VOLCANIC ASH
A better way to honor Mink
By David Shapiro
The first impression of Hawai'i I can remember when my father and I arrived in September 1964 is of Patsy Mink.
Political billboards, then legal, were everywhere as we drove to the Atkinson YMCA, where we stayed before settling in Hilo.
Mink stood out because she was the only woman running for high office at the time and a formidable woman at that, with fresh good looks and a passionate voice for equality.
She won a seat in the U.S. House of Representatives and became a political icon who would provide many memorable moments over four decades.
I soon got a taste of her legendary constituent service when I desperately wrote her for help on a high school history project. A thick packet arrived from her office the next week, bringing the only decent grade I ever got from Hilo High.
Mink was the cause of my first ethics dilemma as a reporter. By 1972, she had become a leading national voice against the Vietnam War, even running for president in the Oregon primary.
Conservative editorial writers at the Star-Bulletin, where I worked, attacked her in a way that fellow reporter Buck Donham and I thought was unduly harsh.
We got a number of staffers to sign a letter to the editor saying so, and in a rare concession, the newspaper published a letter from its own staff criticizing its editorial.
Looking back, it was probably journalistically inappropriate. But it was a time of moral crisis in our country, and we thought our editors owed Mink respect for courageously voicing her honest convictions, even if they disagreed with her views.
When I went to Washington, D.C., to cover Hawai'i's congressional delegation in 1978, Mink was out of office and leading a liberal lobbying group. She invited me to lunch in the House dining room to tutor me on the ways of Congress.
She was still as popular as a pop diva there. I met everybody who was anybody, as a parade of former colleagues from both parties visited to pay respects.

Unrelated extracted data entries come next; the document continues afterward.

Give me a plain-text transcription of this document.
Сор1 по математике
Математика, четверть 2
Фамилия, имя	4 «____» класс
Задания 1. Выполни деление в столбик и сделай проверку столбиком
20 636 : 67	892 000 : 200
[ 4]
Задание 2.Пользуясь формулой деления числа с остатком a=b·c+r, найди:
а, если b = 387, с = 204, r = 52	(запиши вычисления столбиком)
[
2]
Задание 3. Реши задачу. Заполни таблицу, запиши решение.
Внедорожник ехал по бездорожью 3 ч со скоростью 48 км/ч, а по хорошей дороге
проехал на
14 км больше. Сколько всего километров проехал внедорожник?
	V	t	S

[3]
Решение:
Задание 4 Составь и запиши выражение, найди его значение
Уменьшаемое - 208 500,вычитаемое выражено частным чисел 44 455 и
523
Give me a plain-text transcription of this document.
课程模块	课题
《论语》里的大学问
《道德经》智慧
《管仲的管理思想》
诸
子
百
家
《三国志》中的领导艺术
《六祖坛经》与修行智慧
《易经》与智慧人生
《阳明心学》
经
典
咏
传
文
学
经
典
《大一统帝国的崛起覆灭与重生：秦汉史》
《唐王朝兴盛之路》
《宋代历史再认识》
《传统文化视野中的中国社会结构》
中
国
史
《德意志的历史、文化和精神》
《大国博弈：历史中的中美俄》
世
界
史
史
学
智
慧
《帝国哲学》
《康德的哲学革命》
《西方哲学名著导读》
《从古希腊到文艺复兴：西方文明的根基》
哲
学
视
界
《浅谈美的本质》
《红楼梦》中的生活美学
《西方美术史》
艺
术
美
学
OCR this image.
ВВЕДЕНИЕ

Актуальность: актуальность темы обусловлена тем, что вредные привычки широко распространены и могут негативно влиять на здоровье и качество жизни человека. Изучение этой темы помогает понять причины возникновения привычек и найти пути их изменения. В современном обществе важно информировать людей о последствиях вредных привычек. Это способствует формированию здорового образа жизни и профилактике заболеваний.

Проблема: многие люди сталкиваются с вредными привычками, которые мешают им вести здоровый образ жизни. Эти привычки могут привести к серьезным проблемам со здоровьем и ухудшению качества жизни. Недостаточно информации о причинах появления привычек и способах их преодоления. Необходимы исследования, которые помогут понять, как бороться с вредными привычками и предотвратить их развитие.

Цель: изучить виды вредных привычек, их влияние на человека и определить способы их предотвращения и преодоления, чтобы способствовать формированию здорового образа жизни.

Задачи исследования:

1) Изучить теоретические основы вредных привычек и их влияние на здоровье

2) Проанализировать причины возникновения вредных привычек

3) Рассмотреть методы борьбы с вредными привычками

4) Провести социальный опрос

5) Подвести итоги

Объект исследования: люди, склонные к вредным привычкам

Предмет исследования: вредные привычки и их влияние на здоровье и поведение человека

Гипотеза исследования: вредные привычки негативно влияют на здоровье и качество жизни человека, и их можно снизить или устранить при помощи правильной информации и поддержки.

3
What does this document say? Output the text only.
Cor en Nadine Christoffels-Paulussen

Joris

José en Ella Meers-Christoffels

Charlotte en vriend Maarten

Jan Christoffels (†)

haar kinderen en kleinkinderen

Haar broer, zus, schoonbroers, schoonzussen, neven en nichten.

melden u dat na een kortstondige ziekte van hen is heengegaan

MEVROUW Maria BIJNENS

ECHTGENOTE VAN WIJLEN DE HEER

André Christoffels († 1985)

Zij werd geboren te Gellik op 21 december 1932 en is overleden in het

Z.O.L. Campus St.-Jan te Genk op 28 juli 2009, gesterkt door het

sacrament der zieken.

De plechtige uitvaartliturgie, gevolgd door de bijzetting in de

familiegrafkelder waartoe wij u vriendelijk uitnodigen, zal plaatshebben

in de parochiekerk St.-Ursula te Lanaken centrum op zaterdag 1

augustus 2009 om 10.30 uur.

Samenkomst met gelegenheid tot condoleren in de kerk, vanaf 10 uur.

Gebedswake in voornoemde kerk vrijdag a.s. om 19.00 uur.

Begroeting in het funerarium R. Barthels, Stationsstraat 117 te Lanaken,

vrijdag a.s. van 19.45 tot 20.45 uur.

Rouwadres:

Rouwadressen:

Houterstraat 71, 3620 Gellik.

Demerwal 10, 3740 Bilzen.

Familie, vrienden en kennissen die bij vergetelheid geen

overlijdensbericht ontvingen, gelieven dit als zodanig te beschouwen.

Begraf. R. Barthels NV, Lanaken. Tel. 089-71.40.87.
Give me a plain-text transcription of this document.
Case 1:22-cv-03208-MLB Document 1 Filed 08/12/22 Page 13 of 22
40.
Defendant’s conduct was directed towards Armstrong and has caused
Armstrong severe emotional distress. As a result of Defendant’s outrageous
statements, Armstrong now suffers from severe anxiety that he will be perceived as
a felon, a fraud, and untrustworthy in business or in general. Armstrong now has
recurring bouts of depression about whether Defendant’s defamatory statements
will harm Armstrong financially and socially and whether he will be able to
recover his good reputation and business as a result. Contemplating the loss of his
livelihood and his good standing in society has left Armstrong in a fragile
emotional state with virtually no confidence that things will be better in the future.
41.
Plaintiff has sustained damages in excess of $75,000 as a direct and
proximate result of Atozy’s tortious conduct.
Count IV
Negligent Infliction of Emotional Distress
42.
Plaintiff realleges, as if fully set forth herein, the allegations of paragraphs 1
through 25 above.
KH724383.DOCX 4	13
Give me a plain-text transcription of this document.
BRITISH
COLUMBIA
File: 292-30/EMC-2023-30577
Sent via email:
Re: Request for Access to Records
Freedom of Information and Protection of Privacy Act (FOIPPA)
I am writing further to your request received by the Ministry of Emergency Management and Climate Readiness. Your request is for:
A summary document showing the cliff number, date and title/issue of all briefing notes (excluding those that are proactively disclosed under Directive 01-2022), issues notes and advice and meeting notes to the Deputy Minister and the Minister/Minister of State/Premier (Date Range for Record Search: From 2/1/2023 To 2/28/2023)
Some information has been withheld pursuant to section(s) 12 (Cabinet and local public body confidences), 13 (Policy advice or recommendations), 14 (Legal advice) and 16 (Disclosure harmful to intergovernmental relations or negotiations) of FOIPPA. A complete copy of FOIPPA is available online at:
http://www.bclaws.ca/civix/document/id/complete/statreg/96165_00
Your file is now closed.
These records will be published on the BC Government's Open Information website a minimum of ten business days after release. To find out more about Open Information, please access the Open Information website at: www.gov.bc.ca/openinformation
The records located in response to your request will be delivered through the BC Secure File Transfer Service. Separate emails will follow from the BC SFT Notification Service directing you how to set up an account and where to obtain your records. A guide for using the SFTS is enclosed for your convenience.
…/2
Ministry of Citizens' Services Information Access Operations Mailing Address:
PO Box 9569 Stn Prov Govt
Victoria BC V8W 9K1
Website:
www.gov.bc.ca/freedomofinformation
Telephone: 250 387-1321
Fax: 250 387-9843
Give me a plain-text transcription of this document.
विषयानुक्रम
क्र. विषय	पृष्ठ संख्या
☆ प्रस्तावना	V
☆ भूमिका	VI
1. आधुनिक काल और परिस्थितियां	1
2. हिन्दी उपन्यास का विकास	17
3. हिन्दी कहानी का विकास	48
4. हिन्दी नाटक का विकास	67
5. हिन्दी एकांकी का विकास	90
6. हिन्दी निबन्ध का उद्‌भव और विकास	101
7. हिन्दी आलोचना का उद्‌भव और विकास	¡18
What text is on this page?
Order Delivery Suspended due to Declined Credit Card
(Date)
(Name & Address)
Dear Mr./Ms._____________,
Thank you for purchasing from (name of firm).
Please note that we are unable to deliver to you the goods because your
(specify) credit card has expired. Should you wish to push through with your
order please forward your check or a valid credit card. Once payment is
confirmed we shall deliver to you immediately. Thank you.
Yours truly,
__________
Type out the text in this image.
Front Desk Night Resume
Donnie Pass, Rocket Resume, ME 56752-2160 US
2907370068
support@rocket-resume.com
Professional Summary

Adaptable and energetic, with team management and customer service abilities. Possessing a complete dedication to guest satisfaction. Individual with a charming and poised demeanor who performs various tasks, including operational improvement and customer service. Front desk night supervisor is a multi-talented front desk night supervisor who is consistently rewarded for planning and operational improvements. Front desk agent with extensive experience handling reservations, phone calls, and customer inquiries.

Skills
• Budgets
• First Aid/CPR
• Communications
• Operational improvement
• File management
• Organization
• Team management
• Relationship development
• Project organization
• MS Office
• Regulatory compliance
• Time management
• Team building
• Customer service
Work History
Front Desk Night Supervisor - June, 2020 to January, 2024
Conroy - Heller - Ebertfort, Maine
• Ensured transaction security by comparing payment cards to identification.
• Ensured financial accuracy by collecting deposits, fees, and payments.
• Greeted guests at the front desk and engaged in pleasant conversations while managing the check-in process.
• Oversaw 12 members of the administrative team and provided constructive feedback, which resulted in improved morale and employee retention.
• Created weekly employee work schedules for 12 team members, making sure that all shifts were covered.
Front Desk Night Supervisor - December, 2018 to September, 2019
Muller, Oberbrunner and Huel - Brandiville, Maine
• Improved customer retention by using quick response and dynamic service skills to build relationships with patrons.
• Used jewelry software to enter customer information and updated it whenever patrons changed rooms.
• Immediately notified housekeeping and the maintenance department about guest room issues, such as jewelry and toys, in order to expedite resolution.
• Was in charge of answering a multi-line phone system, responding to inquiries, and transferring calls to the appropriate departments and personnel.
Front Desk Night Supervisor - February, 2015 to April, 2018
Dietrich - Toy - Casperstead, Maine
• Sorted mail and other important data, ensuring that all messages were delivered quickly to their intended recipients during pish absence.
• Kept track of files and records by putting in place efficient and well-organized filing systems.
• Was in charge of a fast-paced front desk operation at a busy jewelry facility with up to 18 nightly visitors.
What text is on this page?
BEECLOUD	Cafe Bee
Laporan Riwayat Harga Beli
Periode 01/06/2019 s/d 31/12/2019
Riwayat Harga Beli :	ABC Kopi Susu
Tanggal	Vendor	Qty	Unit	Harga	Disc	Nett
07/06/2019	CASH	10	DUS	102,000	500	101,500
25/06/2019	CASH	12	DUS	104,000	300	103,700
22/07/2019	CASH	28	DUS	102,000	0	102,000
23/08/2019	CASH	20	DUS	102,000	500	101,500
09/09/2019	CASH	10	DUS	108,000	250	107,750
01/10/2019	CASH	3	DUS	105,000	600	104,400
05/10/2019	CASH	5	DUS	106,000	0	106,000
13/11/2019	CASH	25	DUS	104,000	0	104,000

At the 1980 Democratic National Convention in New York, Mink was one of the few Hawai'i delegates who supported Sen. Edward Kennedy's losing bid to unseat President Jimmy Carter.
Mink never took defeat easily. As the roll call unfolded, I found her on the convention floor defiantly waving her Kennedy banner as Carter delegates whooped it up. She spoke quietly of her fear that Ronald Reagan would easily defeat Carter and give conservatives unprecedented power.
The conspiratorial speculation surrounding Mink's illness and death is a sad sign of our political cynicism.
Hope is the only weapon a gravely ill patient has to fight with. Was it fair to expect Mink and her family to give up on her before they were ready, just to save us the cost of a special election? Would it have really changed anything in the end if the family had given more information about her condition?
We honor her best by replacing her in a dignified process in which nobody makes political capital of her death.
I recently visited Dave and Buster's with my grandson Corwin and marveled at young girls who deftly sank one shot after another at the basketball hoop, often besting their boyfriends.
Wholesome, healthful athletics are becoming as much a part of a young girl's life as a young boy's all because of Patsy Mink and other visionary authors of the Title IX legislation promoting gender equity in sports.
That's a mighty legacy for a tiny lady from Maui.